Form Tutors will maintain a pupil profile for each child in their class. It will help to maintain continuity from year to year as a record of achievement, behaviour and any other matters of note.

The role of the Form Tutor is defined in their job description.

3. Matrons

Matrons have an important role to play in health and safety matters. Apart from catering for the medicinal needs of pupils they also have a vital role to play as counsellors and sympathetic listeners. Those complaining of minor ailments may be attention-seeking but they may also have other things on their mind which they want to talk to somebody about. Matrons will be informed of anything relating to the health of a child.

4. Games Teachers

Games teachers will be aware of the individual needs of pupils in their charge and organise activities with these needs in mind. They will keep themselves informed of long and short term medical conditions as posted by the matrons in the staff room and react appropriately.
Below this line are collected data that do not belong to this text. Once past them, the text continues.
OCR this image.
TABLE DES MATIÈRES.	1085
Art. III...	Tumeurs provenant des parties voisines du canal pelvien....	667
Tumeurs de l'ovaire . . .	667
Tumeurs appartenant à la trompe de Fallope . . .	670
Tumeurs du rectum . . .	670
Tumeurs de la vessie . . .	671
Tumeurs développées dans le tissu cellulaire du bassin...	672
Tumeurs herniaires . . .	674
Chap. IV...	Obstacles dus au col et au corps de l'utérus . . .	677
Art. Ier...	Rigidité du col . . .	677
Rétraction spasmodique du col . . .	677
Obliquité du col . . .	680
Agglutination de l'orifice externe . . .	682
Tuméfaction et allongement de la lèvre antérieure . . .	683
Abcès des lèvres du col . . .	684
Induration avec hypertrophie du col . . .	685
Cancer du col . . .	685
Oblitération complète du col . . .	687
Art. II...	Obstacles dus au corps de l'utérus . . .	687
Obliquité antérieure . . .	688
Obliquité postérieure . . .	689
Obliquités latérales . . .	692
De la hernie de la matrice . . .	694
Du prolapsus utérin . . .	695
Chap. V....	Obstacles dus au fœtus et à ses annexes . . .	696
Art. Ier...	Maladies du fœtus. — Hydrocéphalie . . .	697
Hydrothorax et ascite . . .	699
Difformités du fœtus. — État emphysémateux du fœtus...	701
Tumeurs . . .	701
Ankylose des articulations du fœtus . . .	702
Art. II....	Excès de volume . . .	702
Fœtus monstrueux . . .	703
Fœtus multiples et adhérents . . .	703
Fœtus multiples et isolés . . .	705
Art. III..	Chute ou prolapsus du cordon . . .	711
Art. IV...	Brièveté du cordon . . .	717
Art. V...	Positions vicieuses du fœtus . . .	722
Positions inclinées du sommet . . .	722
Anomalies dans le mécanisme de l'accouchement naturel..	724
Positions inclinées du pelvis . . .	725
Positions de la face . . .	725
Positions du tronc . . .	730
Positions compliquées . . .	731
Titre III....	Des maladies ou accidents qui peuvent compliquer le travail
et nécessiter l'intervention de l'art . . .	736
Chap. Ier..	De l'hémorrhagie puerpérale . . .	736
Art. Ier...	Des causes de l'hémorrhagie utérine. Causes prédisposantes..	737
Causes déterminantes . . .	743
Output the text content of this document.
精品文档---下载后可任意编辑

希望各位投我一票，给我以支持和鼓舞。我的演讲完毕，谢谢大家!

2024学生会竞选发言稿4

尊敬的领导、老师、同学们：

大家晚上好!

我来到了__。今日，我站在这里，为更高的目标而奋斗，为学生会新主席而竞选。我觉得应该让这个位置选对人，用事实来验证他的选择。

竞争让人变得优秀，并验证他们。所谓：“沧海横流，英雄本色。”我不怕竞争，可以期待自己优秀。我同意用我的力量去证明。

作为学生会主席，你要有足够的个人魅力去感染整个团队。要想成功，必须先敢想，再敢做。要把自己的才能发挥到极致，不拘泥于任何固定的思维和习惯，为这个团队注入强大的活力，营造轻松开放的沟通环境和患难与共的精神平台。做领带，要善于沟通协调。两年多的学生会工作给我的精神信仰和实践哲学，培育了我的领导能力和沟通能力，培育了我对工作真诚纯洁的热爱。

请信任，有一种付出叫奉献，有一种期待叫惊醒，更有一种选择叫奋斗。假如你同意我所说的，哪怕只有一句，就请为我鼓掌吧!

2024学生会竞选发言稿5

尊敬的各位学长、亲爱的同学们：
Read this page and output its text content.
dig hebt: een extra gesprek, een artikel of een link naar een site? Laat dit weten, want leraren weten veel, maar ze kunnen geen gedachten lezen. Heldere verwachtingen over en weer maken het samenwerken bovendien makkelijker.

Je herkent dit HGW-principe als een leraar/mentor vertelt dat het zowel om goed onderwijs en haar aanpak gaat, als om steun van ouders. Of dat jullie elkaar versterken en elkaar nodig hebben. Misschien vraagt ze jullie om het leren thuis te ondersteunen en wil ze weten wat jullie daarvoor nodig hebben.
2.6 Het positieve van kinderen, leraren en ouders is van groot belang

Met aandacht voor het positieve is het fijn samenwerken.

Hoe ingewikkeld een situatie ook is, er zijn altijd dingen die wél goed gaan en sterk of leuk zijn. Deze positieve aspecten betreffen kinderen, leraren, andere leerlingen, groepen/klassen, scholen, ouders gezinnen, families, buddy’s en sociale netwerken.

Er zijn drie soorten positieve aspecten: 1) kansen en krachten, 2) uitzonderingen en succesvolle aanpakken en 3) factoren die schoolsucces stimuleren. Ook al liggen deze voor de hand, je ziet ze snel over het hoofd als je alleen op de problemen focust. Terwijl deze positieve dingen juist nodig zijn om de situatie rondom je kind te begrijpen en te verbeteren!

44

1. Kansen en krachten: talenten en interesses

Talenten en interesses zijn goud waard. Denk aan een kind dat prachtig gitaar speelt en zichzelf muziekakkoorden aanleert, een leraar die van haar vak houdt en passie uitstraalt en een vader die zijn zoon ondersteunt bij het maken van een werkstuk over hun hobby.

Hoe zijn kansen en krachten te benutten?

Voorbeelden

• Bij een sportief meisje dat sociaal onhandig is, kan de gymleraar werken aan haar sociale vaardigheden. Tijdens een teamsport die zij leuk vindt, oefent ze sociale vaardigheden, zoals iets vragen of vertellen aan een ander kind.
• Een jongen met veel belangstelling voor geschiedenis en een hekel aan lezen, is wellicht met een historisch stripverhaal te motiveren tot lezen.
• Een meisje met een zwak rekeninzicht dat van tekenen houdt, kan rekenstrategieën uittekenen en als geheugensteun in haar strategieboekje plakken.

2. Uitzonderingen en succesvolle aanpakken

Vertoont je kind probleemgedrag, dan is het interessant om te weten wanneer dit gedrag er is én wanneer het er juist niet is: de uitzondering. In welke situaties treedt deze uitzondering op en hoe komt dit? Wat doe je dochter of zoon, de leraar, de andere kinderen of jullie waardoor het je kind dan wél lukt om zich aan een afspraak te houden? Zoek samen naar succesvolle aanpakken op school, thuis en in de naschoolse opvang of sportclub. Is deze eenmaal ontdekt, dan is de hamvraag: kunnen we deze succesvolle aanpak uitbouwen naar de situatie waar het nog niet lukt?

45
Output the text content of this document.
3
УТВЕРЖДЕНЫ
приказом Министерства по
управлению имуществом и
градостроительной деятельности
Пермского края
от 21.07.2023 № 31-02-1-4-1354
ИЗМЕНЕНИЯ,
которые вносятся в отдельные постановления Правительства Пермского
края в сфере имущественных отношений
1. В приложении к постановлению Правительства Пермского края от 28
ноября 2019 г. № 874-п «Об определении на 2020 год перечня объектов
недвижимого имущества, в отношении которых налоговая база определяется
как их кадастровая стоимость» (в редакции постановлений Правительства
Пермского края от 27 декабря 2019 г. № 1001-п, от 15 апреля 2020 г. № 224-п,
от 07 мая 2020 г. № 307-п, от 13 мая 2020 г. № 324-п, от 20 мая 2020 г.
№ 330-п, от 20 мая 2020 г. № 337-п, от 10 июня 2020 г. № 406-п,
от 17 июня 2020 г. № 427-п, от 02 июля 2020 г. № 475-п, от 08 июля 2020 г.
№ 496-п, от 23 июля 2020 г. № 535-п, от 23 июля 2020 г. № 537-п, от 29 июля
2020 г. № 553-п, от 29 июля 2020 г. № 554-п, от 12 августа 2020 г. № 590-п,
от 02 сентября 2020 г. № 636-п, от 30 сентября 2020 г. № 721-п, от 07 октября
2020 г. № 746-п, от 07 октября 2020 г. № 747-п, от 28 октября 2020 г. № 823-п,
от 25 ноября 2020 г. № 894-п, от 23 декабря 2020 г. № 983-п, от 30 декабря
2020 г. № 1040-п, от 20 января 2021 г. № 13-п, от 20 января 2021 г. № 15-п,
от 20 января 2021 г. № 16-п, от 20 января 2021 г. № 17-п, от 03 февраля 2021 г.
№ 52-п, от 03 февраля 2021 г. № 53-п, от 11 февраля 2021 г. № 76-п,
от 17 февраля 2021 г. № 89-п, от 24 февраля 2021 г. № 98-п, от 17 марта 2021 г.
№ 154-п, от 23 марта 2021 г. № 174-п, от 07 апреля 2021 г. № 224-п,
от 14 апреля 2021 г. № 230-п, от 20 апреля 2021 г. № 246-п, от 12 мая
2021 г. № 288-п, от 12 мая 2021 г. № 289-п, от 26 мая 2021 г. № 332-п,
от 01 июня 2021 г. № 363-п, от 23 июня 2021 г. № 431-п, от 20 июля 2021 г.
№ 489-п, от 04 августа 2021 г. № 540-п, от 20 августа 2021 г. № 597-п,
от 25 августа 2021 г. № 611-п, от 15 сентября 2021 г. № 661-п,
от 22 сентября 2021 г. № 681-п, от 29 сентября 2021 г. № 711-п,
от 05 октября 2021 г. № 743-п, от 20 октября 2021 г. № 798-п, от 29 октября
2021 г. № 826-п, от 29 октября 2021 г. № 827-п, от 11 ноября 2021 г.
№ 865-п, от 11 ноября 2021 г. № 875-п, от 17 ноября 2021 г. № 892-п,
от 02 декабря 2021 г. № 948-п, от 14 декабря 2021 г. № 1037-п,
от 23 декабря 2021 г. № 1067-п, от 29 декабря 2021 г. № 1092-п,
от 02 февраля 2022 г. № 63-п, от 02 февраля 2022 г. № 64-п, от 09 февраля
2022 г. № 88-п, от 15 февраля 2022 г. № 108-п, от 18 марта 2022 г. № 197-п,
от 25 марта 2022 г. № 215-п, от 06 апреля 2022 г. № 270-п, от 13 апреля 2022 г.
5. Personal, Social & Health Education

PSHE is delivered across the curriculum from Year 5 upwards, affording opportunities for every child to contribute to group discussions. The Head of PSHE co-ordinates the programme with the relevant staff.

6. Boarding Staff

The team of resident teachers will be particularly concerned for the health, welfare and well-being of the boarders.

7. External Visitor

The SSD require boarding schools to have an external listener available for children to call on if needed. Our School Listener, Mrs Howland Jackson, visits the boarding house on a regular basis and be available for children to talk to both informally and confidentially (including the boarders).

8. Head of Pre-Prep & Head of Juniors

The Head of Pre-Prep & Head of Juniors is responsible to the Head for the pastoral care of pupils in Reception to Year 2 and Years 3 and 4.

Pupils with particular needs.

Certain individuals may have greater pastoral needs than others. Such children will be afforded particular attention, depending on how serious their problems are. It may be necessary for such children to be discussed in detail at staff meetings, special meetings of relevant staff or at a case conference with parents. A record will be kept of matters discussed and decisions taken on these occasions and the Headmaster will be kept informed.

There is awareness of problems that can arise in focussing on particular pupils where sensitivity is required:-

· Too much close attention, particularly if there are behaviour problems, can have an adverse effect on the pupil concerned, for instance, in terms of attention-seeking. Attention to one individual can also take up an inordinate amount of time – this is often unavoidable.

· There is always a danger that the quiet and relatively unobtrusive child may be overlooked. As far as possible each child is given equal attention, particularly by form teachers.